Kalium 40 ist ein radioaktives Isotop des in den meisten Mineralien
enthaltenen Elementes Kalium Seine Halbwertszeit beträgt 1,3 Mrd.
Jahre. Ein Zerfallsprodukt des K 40 ist das Edelgas Argon. Die
Altersbestimmung ergibt sich aus der Messung des im Gestein
enthaltenen Argon im Vergleich zum noch nicht zerfallenen
Kaliumisotop K 40. Diese Methode wird vor allem bei Vulkangestein
angewendet. Die frühen afrikanischen Hominiden-Fossilien werden
meist über K/Ar datiert, da die Fundschichten lagenweise mit
vulkanischem Tuff durchsetzt sind.
Uran-Thorium-Datierung
Diese Datierungsmethode basiert auf dem
radioaktiven Zerfall der Uran-Isotopen U238 und U235, die sich beim
Zerfall in andere Elemente umwandeln: Thorium und Palladium (Th230
und Pa231), deren Halbwertzeiten bekannt sind. Während das
Ausgangsmaterial wasserlöslich ist, sind es die Endprodukte nicht.

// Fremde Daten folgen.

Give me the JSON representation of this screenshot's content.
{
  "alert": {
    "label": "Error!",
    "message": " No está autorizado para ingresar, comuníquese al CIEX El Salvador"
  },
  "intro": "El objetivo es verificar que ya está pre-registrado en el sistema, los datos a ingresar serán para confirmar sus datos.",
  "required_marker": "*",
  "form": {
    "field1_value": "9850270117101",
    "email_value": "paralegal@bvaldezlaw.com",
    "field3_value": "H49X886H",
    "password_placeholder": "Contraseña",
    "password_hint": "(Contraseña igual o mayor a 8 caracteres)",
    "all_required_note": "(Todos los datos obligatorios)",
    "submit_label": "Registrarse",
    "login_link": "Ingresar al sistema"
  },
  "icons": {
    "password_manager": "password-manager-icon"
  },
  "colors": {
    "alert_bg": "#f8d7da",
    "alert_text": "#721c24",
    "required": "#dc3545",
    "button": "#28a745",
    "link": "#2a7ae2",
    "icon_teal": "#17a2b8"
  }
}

So kann z. B. in Wasser gelöstes U238 und U235 in Höhlen
eindringen und dort in Sinterablagerungen oder Stalagmiten gebunden
werden, die zum Zeitpunkt ihrer Bildung keine Uran-Zerfallsprodukte
enthalten.
Die radioaktive Uhr beginnt abzulaufen, und durch Messung der
Ausgangs- und Zerfalls-Isotope kann das Alter der Kalkbildung
bestimmt werden. Die Methode wird für Th230 bis etwa 350.000 Jahre
angewendet, für Pa231 bis in eine Zeittiefe von mehreren Millionen
Jahren.
Thermolumineszenz-Datierung (TL-Datierung)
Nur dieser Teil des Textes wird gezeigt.